Section 4. Payment of Fees and Posting of Bonds. — Upon approval of the application by the Minister,
the applicant shall pay an annual license fee of P6,000.00. It shall also post a cash bond of P100,000.00
and a surety bond  of P150,000.00 from a bonding company acceptable to the Administration duly
accredited by the Office of the Insurance Commission. The bonds shall answer for all valid and legal
claims arising from violations of the conditions for the grant and use of the license or authority and
contracts of employment.
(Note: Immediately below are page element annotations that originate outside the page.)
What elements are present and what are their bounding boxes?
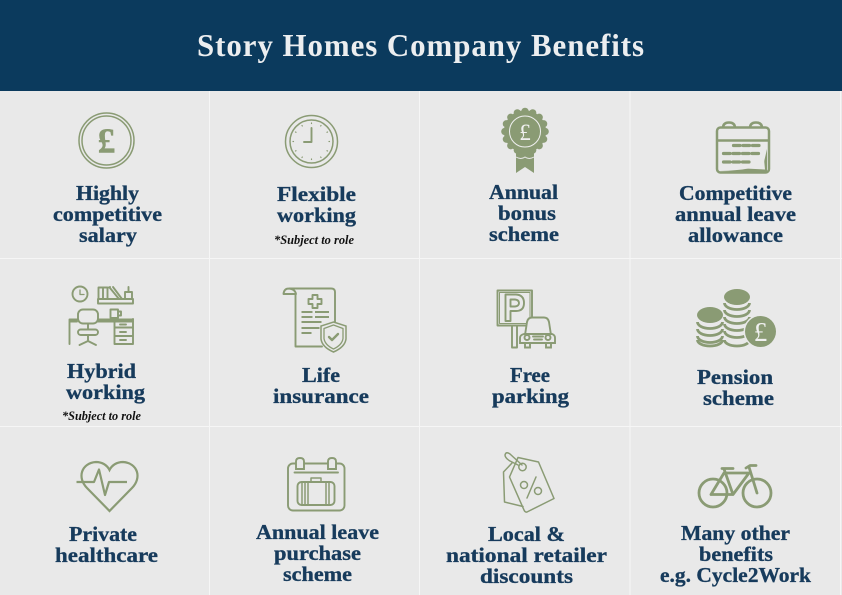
- panel: competitive annual leave allowance: [675, 122, 796, 247]
- heading: annual bonus scheme: Annual: [489, 180, 558, 204]
- heading: life insurance: [273, 363, 369, 408]
- icon: home office desk: [70, 286, 133, 345]
- heading: many other benefits: Many other: [681, 521, 790, 545]
- heading: local and national retailer discounts: discounts: [480, 564, 573, 588]
- heading: highly competitive salary: salary: [79, 223, 137, 247]
- panel: hybrid working: [62, 286, 145, 423]
- heading: flexible working: working: [277, 203, 356, 227]
- heading: highly competitive salary: competitive: [53, 202, 162, 226]
- heading: free parking: parking: [492, 384, 569, 408]
- panel: annual bonus scheme: [489, 108, 559, 246]
- heading: highly competitive salary: [53, 181, 162, 247]
- heading: local and national retailer discounts: Local &: [488, 522, 565, 546]
- heading: competitive annual leave allowance: Competitive: [679, 181, 792, 205]
- icon: calendar with suitcase: [288, 458, 344, 510]
- heading: pension scheme: Pension: [697, 365, 773, 389]
- heading: pension scheme: scheme: [703, 386, 774, 410]
- heading: flexible working: Flexible: [277, 182, 356, 206]
- heading: pension scheme: [697, 365, 774, 410]
- icon: desk calendar: [717, 122, 769, 172]
- heading: flexible working: [277, 182, 356, 227]
- panel: local and national retailer discounts: [446, 453, 607, 588]
- panel: highly competitive salary: [53, 113, 162, 247]
- heading: annual leave purchase scheme: scheme: [283, 562, 352, 586]
- heading: annual leave purchase scheme: [256, 520, 379, 586]
- heading: local and national retailer discounts: national retailer: [446, 543, 607, 567]
- heading: local and national retailer discounts: [446, 522, 607, 588]
- heading: annual leave purchase scheme: purchase: [274, 541, 361, 565]
- note: subject to role: *Subject to role: [62, 409, 141, 423]
- heading: private healthcare: healthcare: [55, 543, 158, 567]
- icon: coin stacks: £: [754, 317, 767, 347]
- heading: competitive annual leave allowance: annual leave: [675, 202, 796, 226]
- note: subject to role: *Subject to role: [274, 233, 354, 247]
- icon: pound coin: £: [98, 122, 115, 160]
- heading: life insurance: insurance: [273, 384, 369, 408]
- heading: many other benefits: benefits: [699, 542, 773, 566]
- heading: many other benefits: [660, 521, 811, 587]
- header banner: [0, 0, 842, 91]
- heading: free parking: Free: [510, 363, 550, 387]
- heading: annual bonus scheme: [489, 180, 559, 246]
- icon: price tags: [504, 453, 554, 512]
- panel: free parking: [492, 290, 569, 408]
- icon: rosette badge: £: [519, 120, 531, 145]
- heading: many other benefits: e.g. Cycle2Work: [660, 563, 811, 587]
- heading: competitive annual leave allowance: [675, 181, 796, 247]
- panel: many other benefits: [660, 466, 811, 587]
- heading: free parking: [492, 363, 569, 408]
- heading: highly competitive salary: Highly: [76, 181, 139, 205]
- heading: hybrid working: Hybrid: [67, 359, 136, 383]
- panel: pension scheme: [697, 289, 778, 410]
- icon: parking sign and car: [498, 290, 555, 348]
- panel: life insurance: [273, 288, 369, 408]
- panel: annual leave purchase scheme: [256, 458, 379, 586]
- heading: hybrid working: working: [66, 380, 145, 404]
- icon: heart with pulse: [76, 462, 138, 511]
- heading: annual bonus scheme: scheme: [489, 222, 559, 246]
- title: Story Homes Company Benefits: [197, 27, 645, 63]
- heading: private healthcare: Private: [69, 522, 137, 546]
- heading: private healthcare: [55, 522, 158, 567]
- panel: flexible working: [274, 116, 356, 247]
- heading: annual bonus scheme: bonus: [498, 201, 556, 225]
- icon: clock: [286, 116, 338, 168]
- heading: annual leave purchase scheme: Annual leave: [256, 520, 379, 544]
- heading: hybrid working: [66, 359, 145, 404]
- panel: private healthcare: [55, 462, 158, 567]
- icon: bicycle: [699, 466, 771, 507]
- heading: life insurance: Life: [302, 363, 340, 387]
- heading: competitive annual leave allowance: allowance: [688, 223, 783, 247]
- icon: policy document with shield: [284, 288, 346, 352]
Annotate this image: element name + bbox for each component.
The bonds shall likewise guarantee compliance with the provisions of the
Labor Code and its implementing rules and regulations relating to recruitment and placement, the
rules of the Administration and relevant issuances of the Ministry and all liabilities which the
Administration may impose. The surety bonds shall include the condition that notice of garnishment
to the principal is notice to the surety.  (Emphasis supplied).
There appears nothing so special or unique about the determination of a surety's liability under its bond
as to restrict that determination to the Office of the Insurance Commissioner and to the regular courts of
justice exclusively. The exact opposite is strongly stressed by the second paragraph of Article 31 of the
Labor Code:

Art. 31. Bonds. — All applicants for license or authority shall post such cash and surety bonds as
determined by the Secretary of Labor to guarantee compliance with prescribed recruitment
procedures, rules and regulations, and terms and, conditions of employment as appropriate.

The Secretary of Labor shall have the exclusive power to determine, decide, order or direct payment
from, or application of, the cash and surety bond for any claim or injury covered and guaranteed by
the bonds. (Emphasis supplied).

The Court believe and so hold that to compel the POEA and private respondents the beneficiaries of
Finman's bond-to go to the Insurance Commissioner or to a regular court of law to enforce that bond,
would be to collide with the public policy which requires prompt resolution of claims against private
recruitment and placement agencies.

Cash and surety bonds are required by the POEA and its predecessor agencies from recruitment and
employment companies precisely as a means of ensuring prompt and effective recourse against such
companies when held liable for applicants or workers' claims.

Clearly that public policy will be effectively negated if POEA and the Department of Labor and
Employment were held powerless to compel a surety company to make good on its solidary
undertaking in the same quasi-judicial proceeding where the liability of the principal obligor, the
recruitment or employment agency, is determined and fixed and where the surety is given reasonable
opportunity to present any defenses it or the principal obligor may be entitled to set up.

Petitioner surety whose liability to private respondents and the POEA is neither more nor less than that of
Pan Pacific, is not entitled to another or different procedure for determination or fixing of that liability
than that which Pan Pacific is entitled and subject to.